Et puis, s’organisa la « Noranda Co. Mines » par l’entremise de Chadbourne et Thomson qui s’engagèrent à payer les 9/10 des claims Horne une somme de $3,000 chaque six mois jusqu’à ce que le solde d’un montant de $320,000 fut payé en 1928. Il serait trop long et sans beaucoup d’intérêt, en dehors des capitalistes du temps, de détailler les diverses phases de la formation de cette puissante compagnie jusqu’à nos jours : capital de 5,000 parts de $100.00, d’abord ; puis capitalisation de la Compagnie à 10,000 parts ; plus tard, 20,000. En 1925, nouvelle capitalisation à 2,000,000 de parts et l’actif de la compagnie évalué à $20,000,000. Toujours est-il que si Edmund Horne, en 1922, était satisfait de vendre $320,000 les neuf-dixièmes de ses claims après une option de longue durée, il ne voulut pas se décider, en 1925, à vendre pour un million le dixième qu’il détenait encore de ses claims.

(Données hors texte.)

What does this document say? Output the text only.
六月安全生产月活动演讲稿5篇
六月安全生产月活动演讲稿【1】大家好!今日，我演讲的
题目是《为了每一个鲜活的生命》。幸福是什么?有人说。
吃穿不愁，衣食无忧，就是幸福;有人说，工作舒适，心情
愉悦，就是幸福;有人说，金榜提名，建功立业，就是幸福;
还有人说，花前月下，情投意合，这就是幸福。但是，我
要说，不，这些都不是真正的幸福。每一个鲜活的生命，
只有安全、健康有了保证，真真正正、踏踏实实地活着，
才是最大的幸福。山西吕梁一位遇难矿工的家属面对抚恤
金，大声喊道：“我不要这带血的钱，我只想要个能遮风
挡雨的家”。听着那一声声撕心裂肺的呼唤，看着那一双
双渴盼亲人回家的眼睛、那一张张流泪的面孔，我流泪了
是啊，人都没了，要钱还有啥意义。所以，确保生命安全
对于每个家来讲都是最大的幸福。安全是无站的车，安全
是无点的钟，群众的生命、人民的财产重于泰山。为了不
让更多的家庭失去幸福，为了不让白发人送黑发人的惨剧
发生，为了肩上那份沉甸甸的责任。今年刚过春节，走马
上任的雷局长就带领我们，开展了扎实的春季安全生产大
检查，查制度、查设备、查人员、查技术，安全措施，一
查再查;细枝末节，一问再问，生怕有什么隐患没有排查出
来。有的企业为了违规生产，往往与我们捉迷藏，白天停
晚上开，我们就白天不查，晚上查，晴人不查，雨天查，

Telle était la valeur, à bien dire, inestimable de cette formidable « poche » de cuivre et d’or avoisinant le lac Tremoy et dont l’exploitation allait donner naissance aux villes de Rouyn et de Noranda[12].

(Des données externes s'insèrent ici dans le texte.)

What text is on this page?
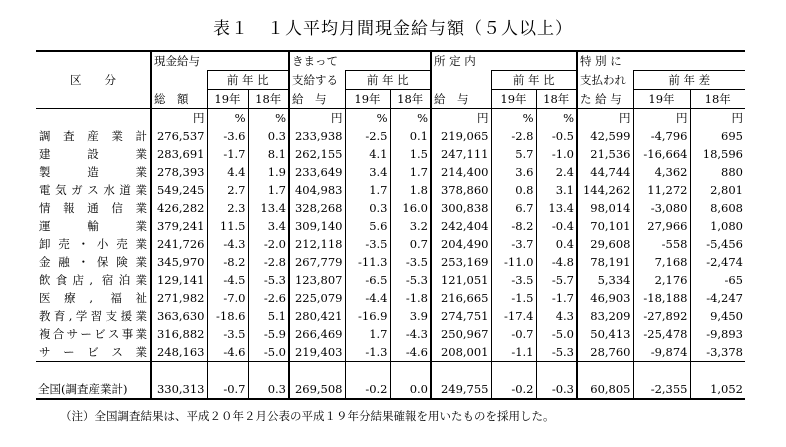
表１　１人平均月間現金給与額（５人以上）
区　　分	現金給与			きまって			所 定 内			特 別 に		
		前 年 比		支給する	前 年 比			前 年 比		支払われ	前 年 差	
	総　額	19年	18年	給　与	19年	18年	給　与	19年	18年	た 給 与	19年	18年
	円	%	%	円	%	%	円	%	%	円	円	円
調査産業計	276,537	-3.6	0.3	233,938	-2.5	0.1	219,065	-2.8	-0.5	42,599	-4,796	695
建設業	283,691	-1.7	8.1	262,155	4.1	1.5	247,111	5.7	-1.0	21,536	-16,664	18,596
製造業	278,393	4.4	1.9	233,649	3.4	1.7	214,400	3.6	2.4	44,744	4,362	880
電気ガス水道業	549,245	2.7	1.7	404,983	1.7	1.8	378,860	0.8	3.1	144,262	11,272	2,801
情報通信業	426,282	2.3	13.4	328,268	0.3	16.0	300,838	6.7	13.4	98,014	-3,080	8,608
運輸業	379,241	11.5	3.4	309,140	5.6	3.2	242,404	-8.2	-0.4	70,101	27,966	1,080
卸売・小売業	241,726	-4.3	-2.0	212,118	-3.5	0.7	204,490	-3.7	0.4	29,608	-558	-5,456
金融・保険業	345,970	-8.2	-2.8	267,779	-11.3	-3.5	253,169	-11.0	-4.8	78,191	7,168	-2,474
飲食店, 宿泊業	129,141	-4.5	-5.3	123,807	-6.5	-5.3	121,051	-3.5	-5.7	5,334	2,176	-65
医療, 福祉	271,982	-7.0	-2.6	225,079	-4.4	-1.8	216,665	-1.5	-1.7	46,903	-18,188	-4,247
教育,学習支援業	363,630	-18.6	5.1	280,421	-16.9	3.9	274,751	-17.4	4.3	83,209	-27,892	9,450
複合サービス事業	316,882	-3.5	-5.9	266,469	1.7	-4.3	250,967	-0.7	-5.0	50,413	-25,478	-9,893
サービス業	248,163	-4.6	-5.0	219,403	-1.3	-4.6	208,001	-1.1	-5.3	28,760	-9,874	-3,378

全国(調査産業計)	330,313	-0.7	0.3	269,508	-0.2	0.0	249,755	-0.2	-0.3	60,805	-2,355	1,052
（注）全国調査結果は、平成２０年２月公表の平成１９年分結果確報を用いたものを採用した。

Et l’entreprise de Noranda ne cessa plus de grandir. La compagnie s’adjoignit successivement dans la suite, les riches claims de la Waite-Montgomery, puis ceux de l’Amulet et plusieurs autres propriétés nouvelles adjacentes, toutes situées dans le district d’Opasatika. Tom Montgomery fit enregistrer ses claims de cuivre, de zinc et d’or en 1925. Il y eut bataille parmi les acheteurs autour de la mine Montgomery. Une première offre d’un million fut faite pour 85% de la propriété avec versement de $100,000 à la signature de l’option. L’offre fut refusée. Au lieu de cela, on vit Tom Montgomery et ses supporteurs, Isaac Waite et M. Ackerman, de Toronto, former un syndicat dont Noah Timmins, président de la « Hollinger Consolidated Gold Mines of Porcupine » eut personnellement le contrôle. Les gisements de la Waite-Montgomery révélaient un pourcentage de dix-sept pour cent de cuivre, d’or et de zinc. Puis, vint s’adjoindre à la Noranda, du côté de la « Waite-Montgomery », la mine Duprat dont la découverte attira sensiblement l’attention des capitalistes. S’ajouta également aux « Champs de Rouyn », la propriété Amulet dont le terrain avait été jalonné dans l’automne de 1922 et vendu au major R.-E. Popham, de Montréal, pour le prix de $3,600 alors que quelques années plus tard il pouvait être évalué à deux millions et demi, car de sensationnelles découvertes d’or et de cuivre y furent faites à la fin de 1924, en attendant qu’en 1925 d’autres découvertes, de plus en plus importantes, plaçaient cette mine au second rang de toutes celles du district de Rouyn, la première après la Noranda. En effet, il fut reconnu que le minerai de l’Amulet a contenu la plus forte teneur connue alors en cuivre, en or et en zinc[13].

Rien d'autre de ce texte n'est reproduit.